Can anybody say "Rush Limbaugh?" But I digress.
|The conflicts of 1787 to 1789 over the monarchy's financial problems led to a major shift in the way France was governed. In part because of the long drawn-out wars of the eighteenth century, the French government had for some time been spending much more than its annual revenue. Usually this money was borrowed. However, for reasons that historians still argue about, this source of funds dried up in the 1780s. Mounting debt and a continuing high level of expenses then forced the monarchy to seek fundamental financial change to put the state on a secure fiscal foundation.|
Like Louis XVI, our President is failing to focus on the rapid deterioration of the economy or on the National debt. Instead, like the French monarchy, he is centralizing authority and control of society. We defend Obama because he wants to help the poor and improve their life. But, keep in mind, so did King Louis the XVI.

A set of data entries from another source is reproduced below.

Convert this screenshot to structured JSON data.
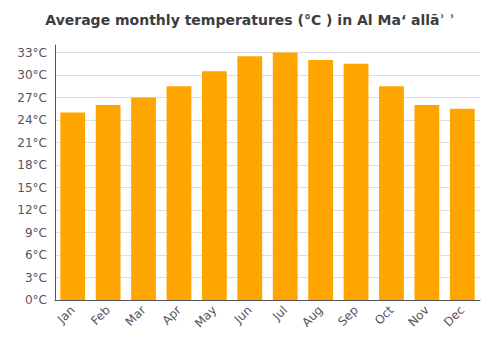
{
  "chart_data": {
    "type": "bar",
    "title": "Average monthly temperatures (°C ) in Al Ma‘ allāʾ ʾ",
    "categories": [
      "Jan",
      "Feb",
      "Mar",
      "Apr",
      "May",
      "Jun",
      "Jul",
      "Aug",
      "Sep",
      "Oct",
      "Nov",
      "Dec"
    ],
    "values": [
      25,
      26,
      27,
      28.5,
      30.5,
      32.5,
      33,
      32,
      31.5,
      28.5,
      26,
      25.5
    ],
    "color": "#FFA500",
    "ylim": [
      0,
      34
    ],
    "yticks": [
      {
        "value": 0,
        "label": "0°C"
      },
      {
        "value": 3,
        "label": "3°C"
      },
      {
        "value": 6,
        "label": "6°C"
      },
      {
        "value": 9,
        "label": "9°C"
      },
      {
        "value": 12,
        "label": "12°C"
      },
      {
        "value": 15,
        "label": "15°C"
      },
      {
        "value": 18,
        "label": "18°C"
      },
      {
        "value": 21,
        "label": "21°C"
      },
      {
        "value": 24,
        "label": "24°C"
      },
      {
        "value": 27,
        "label": "27°C"
      },
      {
        "value": 30,
        "label": "30°C"
      },
      {
        "value": 33,
        "label": "33°C"
      }
    ],
    "grid": true
  }
}
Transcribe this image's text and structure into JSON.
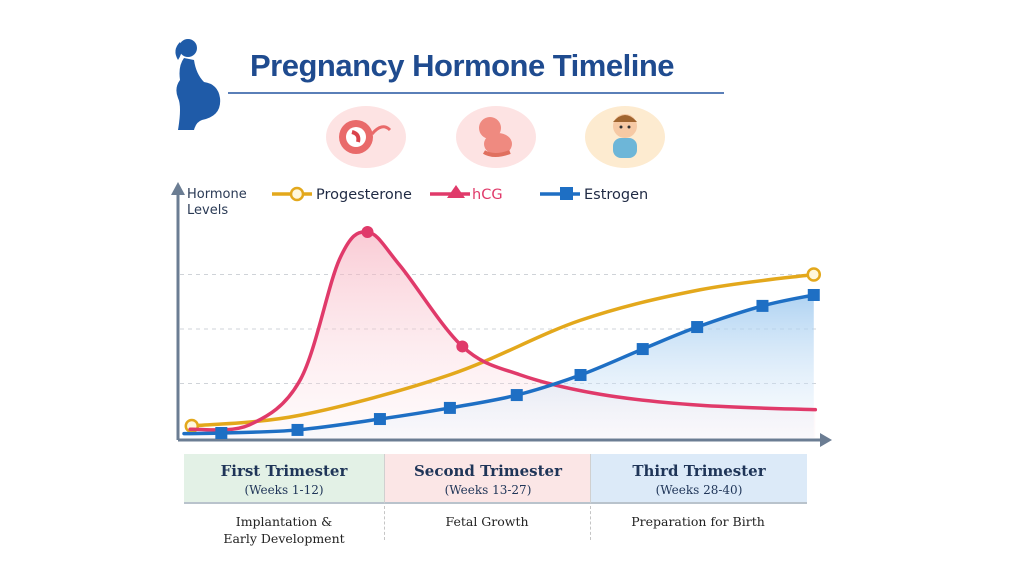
{
  "title": "Pregnancy Hormone Timeline",
  "icons": [
    "pregnant-woman-icon",
    "embryo-icon",
    "fetus-icon",
    "baby-icon"
  ],
  "chart_data": {
    "type": "line",
    "ylabel": "Hormone Levels",
    "xlabel": "",
    "legend_position": "top",
    "grid": true,
    "series": [
      {
        "name": "Progesterone",
        "color": "#e3a81c",
        "marker": "open-circle",
        "points": [
          [
            0.5,
            5.5
          ],
          [
            7.5,
            10.5
          ],
          [
            17.1,
            29
          ],
          [
            25.5,
            54
          ],
          [
            33.2,
            68
          ],
          [
            40.5,
            75
          ]
        ],
        "marked": [
          0,
          5
        ]
      },
      {
        "name": "hCG",
        "color": "#e03a6a",
        "marker": "triangle",
        "points": [
          [
            0.4,
            4
          ],
          [
            4.2,
            6
          ],
          [
            7.5,
            27
          ],
          [
            10,
            82
          ],
          [
            11.8,
            94.5
          ],
          [
            13.9,
            79
          ],
          [
            17.9,
            42
          ],
          [
            21.6,
            29
          ],
          [
            26.8,
            20
          ],
          [
            33.2,
            15
          ],
          [
            40.6,
            13
          ]
        ],
        "marked": [
          4,
          6
        ]
      },
      {
        "name": "Estrogen",
        "color": "#1e6fc4",
        "marker": "square",
        "points": [
          [
            0,
            2
          ],
          [
            2.4,
            2.3
          ],
          [
            7.3,
            3.7
          ],
          [
            12.6,
            8.7
          ],
          [
            17.1,
            13.8
          ],
          [
            21.4,
            19.7
          ],
          [
            25.5,
            28.9
          ],
          [
            29.5,
            40.8
          ],
          [
            33,
            50.9
          ],
          [
            37.2,
            60.6
          ],
          [
            40.5,
            65.6
          ]
        ],
        "marked": [
          1,
          2,
          3,
          4,
          5,
          6,
          7,
          8,
          9,
          10
        ]
      }
    ],
    "trimesters": [
      {
        "name": "First Trimester",
        "weeks": "(Weeks 1-12)",
        "phase": [
          "Implantation &",
          "Early Development"
        ],
        "color": "#e3f1e6"
      },
      {
        "name": "Second Trimester",
        "weeks": "(Weeks 13-27)",
        "phase": [
          "Fetal Growth"
        ],
        "color": "#fbe6e6"
      },
      {
        "name": "Third Trimester",
        "weeks": "(Weeks 28-40)",
        "phase": [
          "Preparation for Birth"
        ],
        "color": "#dceaf8"
      }
    ]
  }
}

As the economy falters, President Obama is determined to implement a wide array of social programs and isn't letting the economic situation distract him from his predetermined agenda.
Don't think for even a minute that the United States can't fail under the weight of massive national debt. It can, and if the problem isn't addressed quickly, it will.
Again, revolution isn't going to happen, but a peaceful mini-revolt in Congress and on Wall Street is well underway. While Obama has failed to notice the revolt so far, it will soon slam him into with the force of a Hurricane. He will lose the support of his party and he will lose the support of the public.
We are in a full blown Depression. The stock market has crashed. People's entire life savings have been wiped out. President Obama is spending hundreds of billions of dollars completely without regard to the widespread damage the non-stop borrowing and spending is causing.
We are a peaceful and enlightened country. The lofty goals of Liberty, Equality and Fraternity born in the French Revolution have taken root and grown here in the United States.
Revolution will not happen in the United States. The guillotine will not return. But the collapse of our modern day Camelot is not an impossibility. We are in a full blown Depression, just like France in the 1790's.
POST SCRIPT: Two very interesting things struck me as I read about the French Revolution. First, King Louis XVI was enormously popular throughout the revolution. He had very broad support of the people right up to, and even after, his execution!!
Second, the relative democracy of King Louis XVI's France (there was an elected Parliament with three houses of government (nobles, commoners and clergy) and an independent court system) was replaced with an absolute dictatorship of Napoleon.